The question is to show that if $f$ is a SO-continuous functional on $\mathcal{B}(H)$ [bounded linear operators on Hilbert space $H$]. Then I have to show that it's WO-continuous as well. The hint states that (assuming SO-continuity of $f$) there exists $x_1,\cdots,x_n$ such that, for all $T$ we have $$|f(T)|\le\sum_{i=1}^n||Tx_i||$$. I am having trouble seeing how this is true, can someone please elaborate?
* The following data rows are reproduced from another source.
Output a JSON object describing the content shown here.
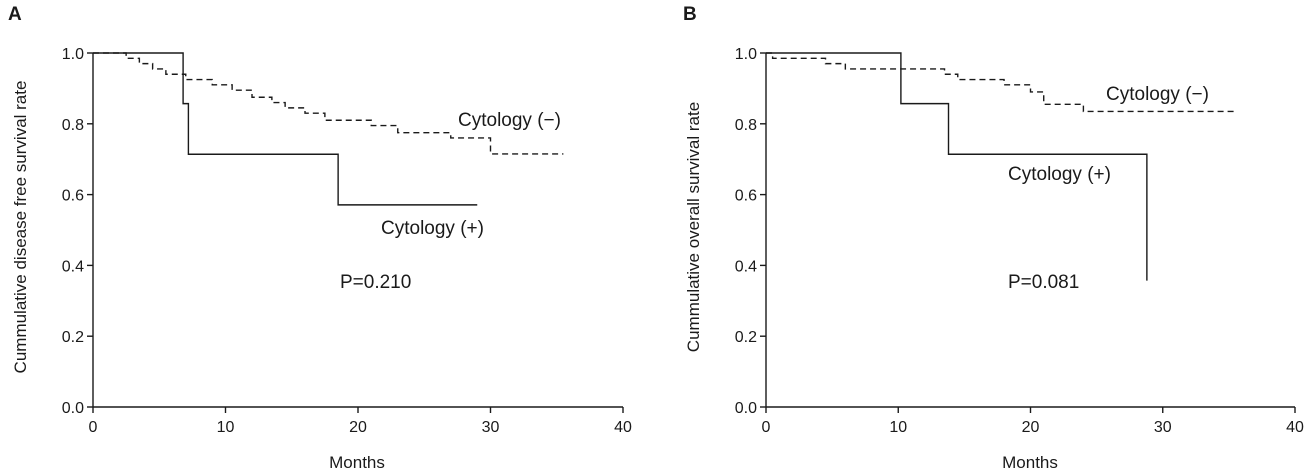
{
  "chart_data": [
    {
      "type": "line",
      "panel": "A",
      "title": "",
      "xlabel": "Months",
      "ylabel": "Cummulative disease free survival rate",
      "xlim": [
        0,
        40
      ],
      "ylim": [
        0,
        1.0
      ],
      "xticks": [
        0,
        10,
        20,
        30,
        40
      ],
      "yticks": [
        0.0,
        0.2,
        0.4,
        0.6,
        0.8,
        1.0
      ],
      "ytick_labels": [
        "0.0",
        "0.2",
        "0.4",
        "0.6",
        "0.8",
        "1.0"
      ],
      "grid": false,
      "annotation": "P=0.210",
      "series": [
        {
          "name": "Cytology (−)",
          "style": "dashed",
          "step": true,
          "x": [
            0,
            2.5,
            3.5,
            4.5,
            5.5,
            7,
            9,
            10.5,
            12,
            13.5,
            14.5,
            16,
            17.5,
            21,
            23,
            27,
            30,
            35.5
          ],
          "y": [
            1.0,
            0.985,
            0.97,
            0.955,
            0.94,
            0.925,
            0.91,
            0.895,
            0.875,
            0.86,
            0.845,
            0.83,
            0.81,
            0.795,
            0.775,
            0.76,
            0.715,
            0.715
          ]
        },
        {
          "name": "Cytology (+)",
          "style": "solid",
          "step": true,
          "x": [
            0,
            6.8,
            7.2,
            18.5,
            29
          ],
          "y": [
            1.0,
            0.857,
            0.714,
            0.571,
            0.571
          ]
        }
      ]
    },
    {
      "type": "line",
      "panel": "B",
      "title": "",
      "xlabel": "Months",
      "ylabel": "Cummulative overall survival rate",
      "xlim": [
        0,
        40
      ],
      "ylim": [
        0,
        1.0
      ],
      "xticks": [
        0,
        10,
        20,
        30,
        40
      ],
      "yticks": [
        0.0,
        0.2,
        0.4,
        0.6,
        0.8,
        1.0
      ],
      "ytick_labels": [
        "0.0",
        "0.2",
        "0.4",
        "0.6",
        "0.8",
        "1.0"
      ],
      "grid": false,
      "annotation": "P=0.081",
      "series": [
        {
          "name": "Cytology (−)",
          "style": "dashed",
          "step": true,
          "x": [
            0,
            0.5,
            4.5,
            6,
            13.5,
            14.5,
            18,
            20,
            21,
            24,
            35.5
          ],
          "y": [
            1.0,
            0.985,
            0.97,
            0.955,
            0.94,
            0.925,
            0.91,
            0.89,
            0.855,
            0.835,
            0.835
          ]
        },
        {
          "name": "Cytology (+)",
          "style": "solid",
          "step": true,
          "x": [
            0,
            10.2,
            13.8,
            28.8,
            28.8
          ],
          "y": [
            1.0,
            0.857,
            0.714,
            0.714,
            0.357
          ]
        }
      ]
    }
  ]
}
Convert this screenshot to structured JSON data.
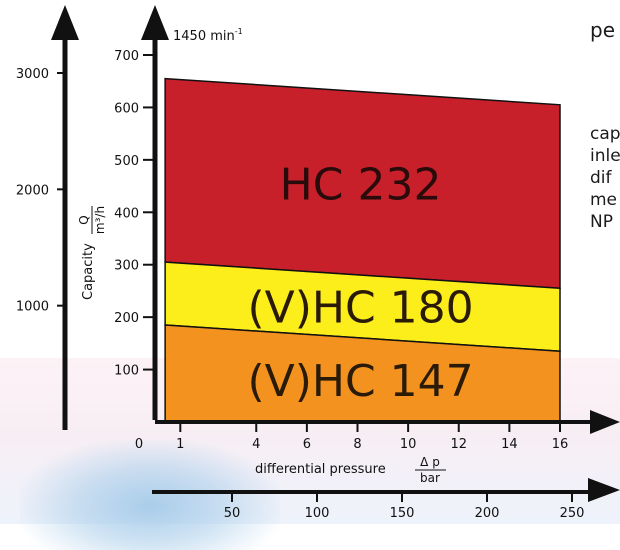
{
  "chart_data": {
    "type": "area",
    "speed_label": "1450 min",
    "speed_sup": "-1",
    "ylabel_word": "Capacity",
    "ylabel_frac_num": "Q",
    "ylabel_frac_den": "m³/h",
    "y_ticks": [
      100,
      200,
      300,
      400,
      500,
      600,
      700
    ],
    "y_range": [
      0,
      780
    ],
    "y2_ticks": [
      1000,
      2000,
      3000
    ],
    "y2_range": [
      0,
      3300
    ],
    "xlabel_word": "differential pressure",
    "xlabel_frac_num": "Δ p",
    "xlabel_frac_den": "bar",
    "x_ticks": [
      0,
      1,
      4,
      6,
      8,
      10,
      12,
      14,
      16
    ],
    "x_range": [
      0,
      17
    ],
    "x2_ticks": [
      50,
      100,
      150,
      200,
      250
    ],
    "series": [
      {
        "name": "HC 232",
        "x": [
          0.4,
          16
        ],
        "upper": [
          655,
          605
        ],
        "lower": [
          305,
          255
        ],
        "color": "#c8202a",
        "text_color": "#2a0b0b"
      },
      {
        "name": "(V)HC 180",
        "x": [
          0.4,
          16
        ],
        "upper": [
          305,
          255
        ],
        "lower": [
          185,
          135
        ],
        "color": "#fbee1a",
        "text_color": "#2a1a08"
      },
      {
        "name": "(V)HC 147",
        "x": [
          0.4,
          16
        ],
        "upper": [
          185,
          135
        ],
        "lower": [
          0,
          0
        ],
        "color": "#f4921f",
        "text_color": "#2a1a08"
      }
    ]
  },
  "side_text": {
    "title_fragment": "pe",
    "lines": [
      "cap",
      "inle",
      "dif",
      "me",
      "NP"
    ]
  }
}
I think comparing with the neighbourhood basis which is of form $\cap_{i=1}^n\{T'\in\mathcal{B}(H):||T(x_i)-T'(x_i)||<\epsilon\}$, but am kinda stuck in implementing my idea.
Thank you.
All topological notions in the following refer to the strong operator topology. Since $f$ is continuous, the set $\{T\in B(H): |f(T)|\leq 1\}$ is a neighborhood of $0$. Since the sets of the $\bigcap_{j=1}^n\{T\in B(H) : \|Ty_j\|<\epsilon\}$ form a neighborrbood basis at $0$, there are $y_1,\dots,y_n\in H$ and $\epsilon>0$ such that $$ \{T\in B(H): |f(T)|\leq 1\}\subset \bigcap_{j=1}^n\{T\in B(H):\|T y_j\|<\epsilon\}. $$ Rescaling yields $$ |f(T)|\leq \frac 1 \epsilon\max_{1\leq j\leq n}\|Ty_j\|\leq \frac 1 \epsilon \sum_{j=1}^n\|T y_j\|. $$ Thus the vectors $x_j=y_j/\epsilon$, $1\leq j\leq n$, have the desired property.